The study has made it possible to discover new aspects of the tumour and to develop a screening platform which will allow them to progress faster in the search for more efficient and safer medication for this illness, which could also be extended to other types of cancer. Acute lymphoblastic leukaemia is the most common cancer amongst children and represents approximately 25% of all diagnoses in children under the age of 15. Although survival rate is high, approximately 90%, side effects of the treatment can last months or years once this blood cancer is overcome. Furthermore, an estimated 20% of cases don’t improve with treatment.
Researcher Domínguez, who heads the Development Neurobiology Department of the Neuroscience Institute, explains that ‘what was missing was a type of screening to test thousands of molecules which would also make it possible to see its impact on the tumour and healthy cells, as well as to validate that what was being observed on animals was also related to the illness on humans. Now that we have noticeably optimised the system and obtained proof of concept to prove this is possible, we can advance faster in the search for efficient, safer medication and apply them to other oncogenes and cancers.’

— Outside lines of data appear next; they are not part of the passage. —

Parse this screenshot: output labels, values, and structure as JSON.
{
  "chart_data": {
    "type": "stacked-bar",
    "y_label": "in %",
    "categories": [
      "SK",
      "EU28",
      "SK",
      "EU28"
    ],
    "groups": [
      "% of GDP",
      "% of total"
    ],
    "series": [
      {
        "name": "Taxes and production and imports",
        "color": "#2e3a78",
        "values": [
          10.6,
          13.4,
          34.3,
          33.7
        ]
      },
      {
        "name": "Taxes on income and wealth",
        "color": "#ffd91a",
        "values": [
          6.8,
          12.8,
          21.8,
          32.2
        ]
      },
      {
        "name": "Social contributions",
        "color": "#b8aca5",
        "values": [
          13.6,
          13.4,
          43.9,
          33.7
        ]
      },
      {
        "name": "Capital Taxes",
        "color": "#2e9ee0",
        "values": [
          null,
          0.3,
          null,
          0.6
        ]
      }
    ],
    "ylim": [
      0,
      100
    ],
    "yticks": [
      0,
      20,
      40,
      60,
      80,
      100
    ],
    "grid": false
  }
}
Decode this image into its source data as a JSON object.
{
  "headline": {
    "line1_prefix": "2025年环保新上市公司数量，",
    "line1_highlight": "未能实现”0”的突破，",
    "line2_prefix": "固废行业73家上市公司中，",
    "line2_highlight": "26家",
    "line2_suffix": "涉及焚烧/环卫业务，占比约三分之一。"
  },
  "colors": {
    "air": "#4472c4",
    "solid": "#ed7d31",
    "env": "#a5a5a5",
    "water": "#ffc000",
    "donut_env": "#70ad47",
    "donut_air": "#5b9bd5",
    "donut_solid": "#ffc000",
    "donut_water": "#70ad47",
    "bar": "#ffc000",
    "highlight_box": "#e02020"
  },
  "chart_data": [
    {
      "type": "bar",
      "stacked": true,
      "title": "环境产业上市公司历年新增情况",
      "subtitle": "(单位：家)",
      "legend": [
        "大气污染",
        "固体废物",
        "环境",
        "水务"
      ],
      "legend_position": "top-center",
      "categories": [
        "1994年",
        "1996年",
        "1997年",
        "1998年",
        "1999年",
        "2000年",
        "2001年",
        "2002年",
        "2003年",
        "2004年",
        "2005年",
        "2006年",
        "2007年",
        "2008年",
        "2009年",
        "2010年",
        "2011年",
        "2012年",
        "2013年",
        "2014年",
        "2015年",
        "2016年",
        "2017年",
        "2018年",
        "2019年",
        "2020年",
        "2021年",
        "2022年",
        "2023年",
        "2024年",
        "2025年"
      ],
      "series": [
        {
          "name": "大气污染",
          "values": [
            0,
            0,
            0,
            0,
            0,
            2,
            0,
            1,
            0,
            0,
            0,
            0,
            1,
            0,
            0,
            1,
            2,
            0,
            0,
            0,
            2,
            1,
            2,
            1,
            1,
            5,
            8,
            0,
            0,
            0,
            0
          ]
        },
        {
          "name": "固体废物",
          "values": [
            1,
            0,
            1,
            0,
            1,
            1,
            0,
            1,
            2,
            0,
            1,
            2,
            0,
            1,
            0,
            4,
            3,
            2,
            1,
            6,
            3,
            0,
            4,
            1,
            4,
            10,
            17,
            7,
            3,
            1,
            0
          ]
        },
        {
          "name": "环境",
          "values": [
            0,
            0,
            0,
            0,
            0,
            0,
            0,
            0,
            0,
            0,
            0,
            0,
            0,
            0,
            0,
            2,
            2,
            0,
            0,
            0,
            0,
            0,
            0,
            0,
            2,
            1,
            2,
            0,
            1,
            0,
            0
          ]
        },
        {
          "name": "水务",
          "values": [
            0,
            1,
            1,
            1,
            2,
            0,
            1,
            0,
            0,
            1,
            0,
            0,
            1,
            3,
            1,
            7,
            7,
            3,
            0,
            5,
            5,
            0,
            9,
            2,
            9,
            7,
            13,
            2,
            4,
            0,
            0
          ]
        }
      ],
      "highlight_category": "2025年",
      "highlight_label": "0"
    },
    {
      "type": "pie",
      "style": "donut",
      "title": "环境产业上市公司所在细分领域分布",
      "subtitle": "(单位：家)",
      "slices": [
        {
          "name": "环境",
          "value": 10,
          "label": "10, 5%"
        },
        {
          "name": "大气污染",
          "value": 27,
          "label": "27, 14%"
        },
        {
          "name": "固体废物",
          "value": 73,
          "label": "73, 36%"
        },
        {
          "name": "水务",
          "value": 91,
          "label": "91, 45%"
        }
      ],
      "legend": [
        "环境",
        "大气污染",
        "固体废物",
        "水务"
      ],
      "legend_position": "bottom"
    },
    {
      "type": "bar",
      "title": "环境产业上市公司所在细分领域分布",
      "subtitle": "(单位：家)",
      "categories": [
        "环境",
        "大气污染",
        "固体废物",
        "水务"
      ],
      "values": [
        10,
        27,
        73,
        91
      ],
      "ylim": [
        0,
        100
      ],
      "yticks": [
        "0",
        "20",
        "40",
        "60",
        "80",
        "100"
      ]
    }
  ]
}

The Notch gene is part of one of the more complex cancer pathways and plays a vital role in the normal development of a majority of the organism’s tissues such as skin, intestines or the immune system. This is why medication against the Notch pathway will cause side effects in healthy cells as they fight the tumour. Efforts are currently taking place to improve experimental medication against Notch and reduce the side effects, or to develop alternate strategies to those inhibitors. “One alternative is to optimise medication that has already been tested on children for other uses, with proven safety, to reuse them in treatments against cancer. To do so, one important requisite was to have a biological system that allowed us to test medicine quickly, cheaply and predictively such as the one we have prepared, which also makes it possible to see its efficacy against tumour cells and possible adverse effects on healthy cells,” Domínguez added.
The immune system is always searching for damaged or abnormal cells, and is able to detect and destroy incipient tumour cells that may appear. However, the inflammation induced by the PI3K kinase, completely hidden from these cells, gives them an ‘invisibility cloak’ of sorts which keeps the immune system from detecting them. In these favourable conditions, activation of the second oncogene, Notch, is enough to induce the development of the tumour. The new screening system developed in the laboratory by researcher Domínguez has proved that many of the tested medicines worked by reversing the inflammation.
There is evidence that treatment for inflammatory processes such as asthma can be beneficial for fighting chronic lymphoblastic leukaemia in adults. However, given that children can have differences in their immune system and in their physiological features compared to adults, it will still take some time to apply these findings to paediatric patients.